Gaghan's aesthetic is handheld and scratchy, drawing from the claims to "truth" typically associated with documentary. Ironically, perhaps, the year's exceptional documentaries challenge such generic connotations of veracity. Gunner Palace, Petra Epperlein and Michael Tucker's profound profile of troops in the Iraq war; Darwin's Nightmare, Hubert Sauper's portrait of the withering effect of globalization on Tanzania's ecosystem and culture; and Winter Soldier, the remarkable testimony of U.S. troops during the Vietnam War only now, at long last, getting a theatrical release, all focus on the subjectivity of truth. But even if these films argue against simple answers, all insist on the moral and political imperative of the search for elucidation and solution, the struggle against violence as the first and only response to crisis. (Winter Soldier will screen at International House Jan. 22 and 24.)

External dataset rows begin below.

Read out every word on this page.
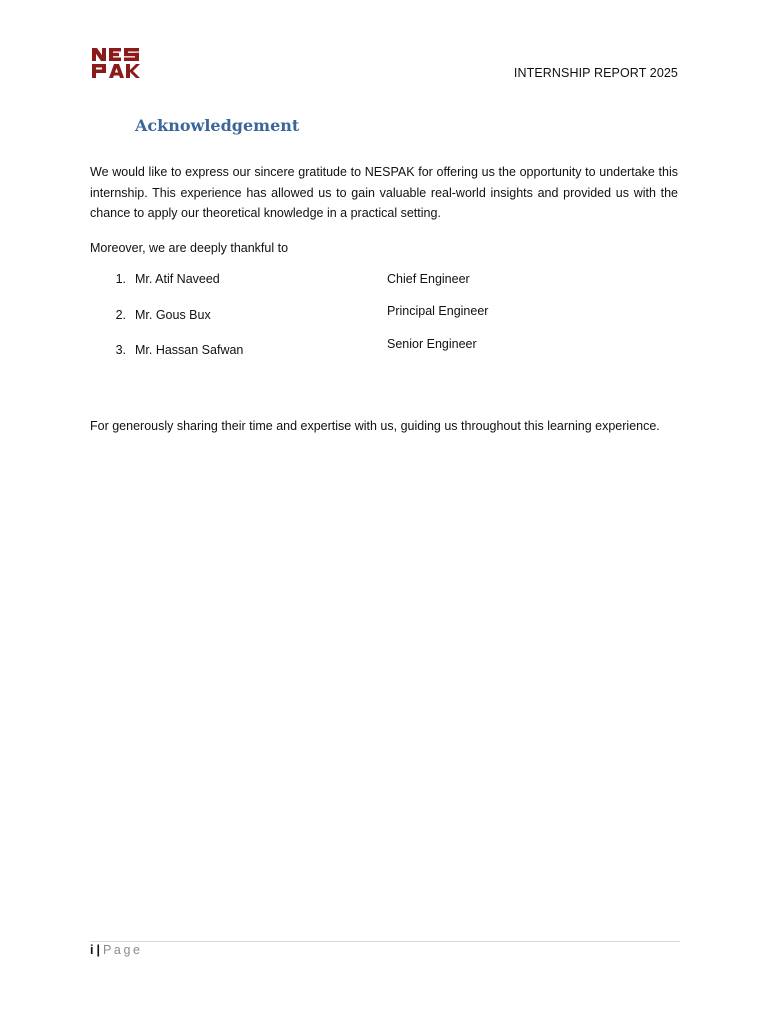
INTERNSHIP REPORT 2025
Acknowledgement

We would like to express our sincere gratitude to NESPAK for offering us the opportunity to undertake this internship. This experience has allowed us to gain valuable real-world insights and provided us with the chance to apply our theoretical knowledge in a practical setting.

Moreover, we are deeply thankful to

1. Mr. Atif Naveed	Chief Engineer
2. Mr. Gous Bux	Principal Engineer
3. Mr. Hassan Safwan	Senior Engineer

For generously sharing their time and expertise with us, guiding us throughout this learning experience.

i | Page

In this context, Werner Herzog's Grizzly Man may be the year's most remarkable inquiry into the ways cultures are premised on violence. Culled from the footage shot by self-documenter Timothy Treadwell, the film becomes part tragedy, part argument and part analysis of the shifting, difficult relationship between man and nature" Tracing Treadwell's efforts to protect and bond with Alaskan grizzly bears, and his and girlfriend Amie Huguenard's mauling death by a bear in 2003, the movie (especially through Herzog's ongoing voiceover) looks at the disturbing intersections of ambition and trepidation as uncertain means to shape and contain violence.
Violence seems almost uncontained in Park Chan-wook's Oldboy (which, like Park's earlier Sympathy for Mr. Vengeance, got a belated U.S. release this year). Reviled or extolled as a conjurer of extreme cinematic violence, Park makes explicit the complete devastation produced by violence, even the sort inspired by the vengeance plot that is typically revered in movies. Sustained by Choi Min-sik's extraordinary performance as the driven victim-monster, the movie offers grand martial arts set pieces and ghastly assaults, never letting viewers feel the usual action movie's emotional catharsis or visceral thrills. This is film violence with costs at every turn.
These costs are not always plainly embodied or even explicitly bloody, as demonstrated in the year's least conventional, most evocative and impressionistic fiction features, all premised on limited points of view. Gus Van Sant's Last Days offers a delicately poetic, overwhelmingly visual guess at what went on during Kurt Cobain's final moments on earth. Hirokazu Kore-eda's No One Knows exposes the effects of adults' ignorance and abandonment on young children, taking the kids' point of view as they struggle to exist on their own.
And Michael Haneke's Caché is perhaps the year's most haunting dissertation on cultural violence, in this case French-Algerian relations, embodied by a television book show host (Daniel Auteuil), troubled by mysterious videotapes documenting his daily activities and unable at last to forgive his own abuses of a childhood friend. It's a stunning, unresolved revelation.